# Any point in trying to upgrade a Gaggia Cubika



## Whizzbang (Sep 29, 2015)

Hi all,

need a a bit of advice. Bought a Cubika (knew I should have kept the Paros) and was wondering if it is worthwhile to do anyword on the Cubika or just bite the bullet and go for something more capable for the family.

BEEN USING Nespresso for convenience of late but not getting my fix of interaction in the process


----------



## coffeechap (Apr 5, 2012)

Not a whole to be done to a cubika, bite the bullet!


----------



## Whizzbang (Sep 29, 2015)

Any recommendations in a good used machine.
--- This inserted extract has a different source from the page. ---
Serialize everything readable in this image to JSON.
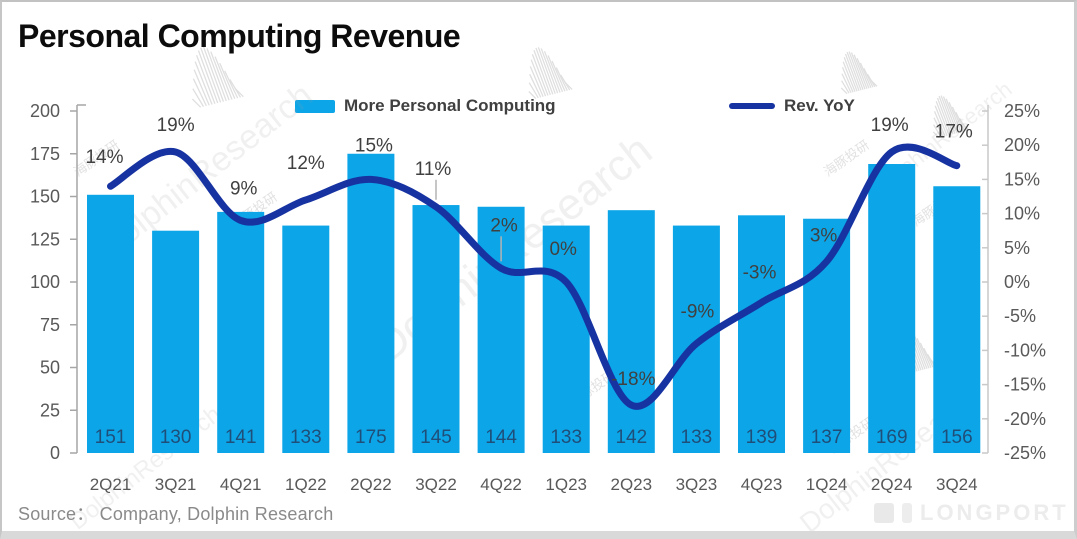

Pre 2009 Gaggia Classic looks like a good option for the price.


----------



## yardbent (Aug 8, 2015)

yep

just bought a 2010 Classic from a member here - brilliant

get some posts under yer belt - then access the Sales

i tried eBay............


----------



## Rhys (Dec 21, 2014)

Classic's are good, most on here have probably owned one at some point


----------



## Whizzbang (Sep 29, 2015)

Thanks all, food for thought. Might stick the Cubika on the bay and have a scout about.


----------



## Jakester (Aug 24, 2012)

I had a Cubika for a bit. It died within a year. Had to bit the bullet and got a Classic. Just sold it on here. But the difference between it and the Cubika was huge. Although I am now very spoilt with my new toy!


----------



## urbanbumpkin (Jan 30, 2013)

It would be a good time to sell the cubika with Christmas approaching.

I had one which died after a 3 weeks. I was recommended a Classic by this forum and I've not looked back since.


----------